Ma mère était assise, raide, à côté de lui, les mains agrippées au tissu de sa robe. Elle n’avait pas dit un mot. Elle ne m’avait même pas regardé droit dans les yeux.

Lâche.

J’ai ravalé la bile amère qui me montait à la gorge. C’était nécessaire. Je me le répétais sans cesse. Millen ne survivrait pas en tant qu’animal de compagnie. Pas avec sa maladie. Elle n’était pas faite pour ça.

Peut-être que moi, je l’étais.

Le coup frappé à la porte résonna comme un coup de feu. Ça fit sursauter tout le monde dans la pièce.

Les portes s’ouvrirent en grand, et il entra.

Un homme à l’air féroce, large d’épaules et marqué par les combats, avec l’allure de quelqu’un qui avait tué plus d’hommes qu’il ne pouvait en compter, se dressait imposant dans l’embrasure de la porte. Dans ses mains, il tenait un petit revolver brillant.

J’ai frissonné de manière incontrôlable tandis que son regard balayait la pièce d’un air froid et scrutateur avant de se poser sur moi.

Il a froncé les sourcils l’espace d’une seconde, comme s’il m’évaluait, vérifiant si j’étais un animal de compagnie convenable pour celui qu’il considérait comme son maître.

« C’est celle-là ? » Sa voix était grave, dénuée d’émotion.

Mon père acquiesça. « Oui. Emmène-la. »

Je m’efforçai de garder un visage impassible tandis que l’homme s’avançait vers moi à grands pas. Je m’attendais à ce qu’il détache mes chaînes. Il ne le fit pas. Au lieu de ça, il me tira brutalement pour me remettre debout, comme si je n’étais rien de plus qu’un objet.

J’ai trébuché, manquant de me casser les jambes tant marcher en talons me semblait étrange, même après tant d’entraînement. La robe lourde s’est emmêlée sous mes pieds, mais j’ai réussi à me rattraper juste à temps.

Mais je n’allais pas reculer.

Je protégerais ma sœur jumelle au prix de mon sang. Même si ça signifiait mettre ma liberté en jeu.

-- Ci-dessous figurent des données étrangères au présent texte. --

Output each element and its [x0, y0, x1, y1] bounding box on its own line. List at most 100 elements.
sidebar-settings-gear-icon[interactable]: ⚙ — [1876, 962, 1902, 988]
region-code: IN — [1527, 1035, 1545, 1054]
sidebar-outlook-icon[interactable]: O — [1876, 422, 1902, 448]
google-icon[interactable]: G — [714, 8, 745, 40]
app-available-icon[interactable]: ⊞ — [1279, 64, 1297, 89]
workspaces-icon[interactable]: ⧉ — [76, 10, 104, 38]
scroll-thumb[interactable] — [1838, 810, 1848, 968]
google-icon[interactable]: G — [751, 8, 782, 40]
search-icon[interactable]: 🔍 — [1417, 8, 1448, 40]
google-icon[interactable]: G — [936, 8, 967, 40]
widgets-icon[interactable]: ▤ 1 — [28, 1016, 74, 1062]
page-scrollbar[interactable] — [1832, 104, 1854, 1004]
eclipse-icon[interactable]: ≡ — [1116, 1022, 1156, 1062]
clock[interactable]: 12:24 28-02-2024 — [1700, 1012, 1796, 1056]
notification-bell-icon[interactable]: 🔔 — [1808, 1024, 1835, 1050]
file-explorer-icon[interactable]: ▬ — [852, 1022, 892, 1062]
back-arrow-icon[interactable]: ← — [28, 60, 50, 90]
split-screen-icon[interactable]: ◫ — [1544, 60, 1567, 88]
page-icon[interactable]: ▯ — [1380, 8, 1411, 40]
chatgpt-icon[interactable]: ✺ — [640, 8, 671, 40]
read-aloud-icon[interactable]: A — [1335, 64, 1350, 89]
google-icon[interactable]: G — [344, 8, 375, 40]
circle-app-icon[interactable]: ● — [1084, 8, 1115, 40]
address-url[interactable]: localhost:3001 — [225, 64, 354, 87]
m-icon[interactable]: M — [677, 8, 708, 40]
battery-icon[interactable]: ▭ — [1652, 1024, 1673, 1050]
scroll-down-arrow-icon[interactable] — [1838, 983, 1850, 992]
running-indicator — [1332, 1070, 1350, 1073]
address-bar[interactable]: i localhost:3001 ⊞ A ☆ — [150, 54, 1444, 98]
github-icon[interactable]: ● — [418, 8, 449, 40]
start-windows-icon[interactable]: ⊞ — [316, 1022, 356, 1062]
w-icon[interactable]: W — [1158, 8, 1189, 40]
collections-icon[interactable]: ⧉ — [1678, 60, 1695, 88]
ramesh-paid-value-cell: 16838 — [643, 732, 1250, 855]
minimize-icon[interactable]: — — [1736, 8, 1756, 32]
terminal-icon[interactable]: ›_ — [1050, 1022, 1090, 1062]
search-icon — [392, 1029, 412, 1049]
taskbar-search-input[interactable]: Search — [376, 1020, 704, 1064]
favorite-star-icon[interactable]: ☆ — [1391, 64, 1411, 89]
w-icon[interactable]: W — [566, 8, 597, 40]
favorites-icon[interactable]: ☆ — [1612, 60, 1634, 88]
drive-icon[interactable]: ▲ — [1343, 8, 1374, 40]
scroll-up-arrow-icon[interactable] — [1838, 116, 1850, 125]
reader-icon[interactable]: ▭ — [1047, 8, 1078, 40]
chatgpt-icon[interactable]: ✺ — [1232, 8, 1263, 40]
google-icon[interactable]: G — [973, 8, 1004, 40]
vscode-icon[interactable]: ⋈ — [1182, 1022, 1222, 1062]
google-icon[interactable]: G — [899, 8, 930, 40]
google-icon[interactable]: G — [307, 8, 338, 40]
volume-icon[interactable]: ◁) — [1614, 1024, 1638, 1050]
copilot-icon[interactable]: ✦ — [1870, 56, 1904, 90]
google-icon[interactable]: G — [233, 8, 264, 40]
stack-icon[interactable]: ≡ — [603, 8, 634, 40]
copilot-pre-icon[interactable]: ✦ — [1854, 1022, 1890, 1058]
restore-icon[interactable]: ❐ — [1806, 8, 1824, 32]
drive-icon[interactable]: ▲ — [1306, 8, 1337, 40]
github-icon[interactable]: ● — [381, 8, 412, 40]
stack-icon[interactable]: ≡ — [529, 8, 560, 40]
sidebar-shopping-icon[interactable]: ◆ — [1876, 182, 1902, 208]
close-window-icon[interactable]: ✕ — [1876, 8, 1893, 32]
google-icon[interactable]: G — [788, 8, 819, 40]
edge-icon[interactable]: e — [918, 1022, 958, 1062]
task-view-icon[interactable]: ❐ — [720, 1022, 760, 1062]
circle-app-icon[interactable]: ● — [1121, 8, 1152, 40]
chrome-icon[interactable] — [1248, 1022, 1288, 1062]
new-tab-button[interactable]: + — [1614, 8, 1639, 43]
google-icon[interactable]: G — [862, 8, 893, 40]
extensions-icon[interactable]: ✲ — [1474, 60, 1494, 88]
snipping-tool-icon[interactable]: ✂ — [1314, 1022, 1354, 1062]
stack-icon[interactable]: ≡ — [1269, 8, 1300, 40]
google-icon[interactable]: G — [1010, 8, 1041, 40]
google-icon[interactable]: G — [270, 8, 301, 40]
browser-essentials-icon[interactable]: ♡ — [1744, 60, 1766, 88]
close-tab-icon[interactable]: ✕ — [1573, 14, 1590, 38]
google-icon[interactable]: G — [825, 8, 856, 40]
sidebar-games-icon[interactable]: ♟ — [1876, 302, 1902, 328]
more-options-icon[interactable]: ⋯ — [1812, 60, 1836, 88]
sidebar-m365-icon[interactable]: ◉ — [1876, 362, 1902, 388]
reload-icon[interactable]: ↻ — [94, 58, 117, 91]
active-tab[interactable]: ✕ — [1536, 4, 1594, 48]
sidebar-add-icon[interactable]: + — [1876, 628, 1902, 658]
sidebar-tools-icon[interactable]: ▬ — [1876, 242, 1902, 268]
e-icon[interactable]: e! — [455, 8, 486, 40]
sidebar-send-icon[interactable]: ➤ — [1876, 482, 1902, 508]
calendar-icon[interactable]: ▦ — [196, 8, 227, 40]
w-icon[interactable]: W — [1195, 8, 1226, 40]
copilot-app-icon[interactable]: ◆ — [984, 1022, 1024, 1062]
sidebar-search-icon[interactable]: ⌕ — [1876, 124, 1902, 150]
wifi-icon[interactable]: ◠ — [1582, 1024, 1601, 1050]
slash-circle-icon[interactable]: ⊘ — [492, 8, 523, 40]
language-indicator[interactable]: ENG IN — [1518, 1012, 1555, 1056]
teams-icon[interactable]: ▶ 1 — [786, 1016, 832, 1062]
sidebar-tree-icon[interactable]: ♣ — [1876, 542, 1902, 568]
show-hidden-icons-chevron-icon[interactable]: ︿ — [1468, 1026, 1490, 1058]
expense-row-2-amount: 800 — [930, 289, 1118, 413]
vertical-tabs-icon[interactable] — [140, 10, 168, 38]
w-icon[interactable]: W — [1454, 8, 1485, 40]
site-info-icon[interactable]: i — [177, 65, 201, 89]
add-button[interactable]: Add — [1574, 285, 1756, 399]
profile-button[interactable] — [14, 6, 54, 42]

Je souffrais pour ma famille.

Cet homme impitoyable ne m’a même pas jeté un regard. Il s’est juste retourné brusquement et m’a traînée en avant, loin de la maison que j’avais toujours considérée comme la mienne.

Le siège confortable de la voiture me faisait l’effet d’épines sous les fesses. Je n’arrivais pas à calmer les battements assourdissants de mon cœur alors que la voiture s’éloignait de ma meute, filant vers une terre inconnue.

Comment en étions-nous arrivés là ? La haine, toutes ces déceptions…

Tout ce qui s’était passé ces dernières heures me semblait être un film. J’ai fermé les yeux tandis que les souvenirs des douze dernières heures défilaient dans mon esprit.

Mon père avait l’air visiblement soulagé, et ma mère… elle n’avait pas été aussi exubérante que mon père pour montrer sa joie, mais je pouvais sentir son soulagement.

La douleur est revenue, comme un couteau enfoncé profondément dans mon cœur.

Ils auraient au moins pu faire semblant de s’en soucier.

Mais non. Au lieu de ça, ils me voyaient comme un fardeau dont ils avaient hâte de se débarrasser.

Alors qu’on s’éloignait de plus en plus de la forêt familière de ma meute, pour s’enfoncer plus profondément dans le fief du roi de la mafia.

J’ai enfin laissé couler les larmes que j’avais retenues tout au long du trajet. Elles m’embuaient la vue.